The Los Angeles Department of Water and Power told Public Power Current that it recognizes the benefits of green hydrogen as a “power-to-gas” long-duration energy storage solution, through the use of electrolyzers, a system that uses electricity to break water into hydrogen and oxygen in a process called electrolysis. LADWP was asked to provide additional details on where things currently stand in terms of LADWP’s possible pursuit of green hydrogen for storage. As a purchaser of power produced by the Intermountain Power Project (IPP), LADWP is involved in installing two, 420 MW each, combined cycle generating units at IPP that will be capable of using hydrogen fuel (blended with natural gas) when placed in service in July 2025. The hydrogen will be produced using renewable energy and electrolyzers, and then stored in salt caverns for long-duration energy storage that can store and provide a seasonal supply of hydrogen, LADWP officials noted. LADWP does not plan to be directly involved in the production of green hydrogen in the Los Angeles area at this time, but it will work with energy developers to implement green hydrogen projects to provide grid reliability and a zero carbon energy source. LADWP officials said that its strategic long-term resource plan includes options for eventually purchasing green hydrogen from the market to spur development of green hydrogen capacity in the Los Angeles area. The utility believes this technology is necessary to ensure the power system remains resilient during emergency events, such as an earthquake, wildfire, or other situations when clean dispatchable generation capacity may be necessary to maintain grid reliability and resiliency as it transitions to 100% clean energy. LADWP officials said the utility is looking at a variety of energy storage technologies as well as green hydrogen as its transition to a 100% clean energy future. The officials said the utility will need energy storage to mitigate the intermittent generation challenge posed by renewable resources (variable wind and solar) and to provide resources for periods of low renewable generation, high energy demand periods, and loss of generation and/or transmission lines to maintain grid reliability and resiliency.

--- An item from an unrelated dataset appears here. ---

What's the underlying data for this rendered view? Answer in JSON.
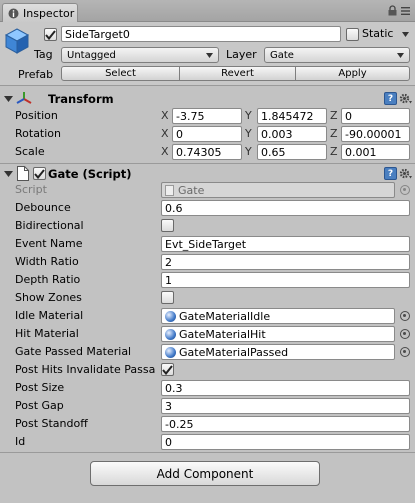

LADWP officials point out that there are trade-offs with different technologies: Batteries are limited in their ability to store large quantities of energy economically and shift the energy beyond the daily or hourly timeframe. Pumped hydro is limited by location (it is challenging to find new sites for large hydroelectric plants) and is constrained by water availability, the officials noted. Green hydrogen offers the potential for long-duration energy storage that uses excess renewables available in the spring when electricity demand is low to produce hydrogen for use in the summer when electricity demand is high — referred to as seasonal storage, they said. Another benefit is that, in some cases, the existing power generating units can be modified to use green hydrogen. As the green hydrogen economy scales up, LADPW expects that it will become a viable, low-cost solution for seasonal energy storage that offers the flexibility to decarbonize the electric grid and other sectors of the economy.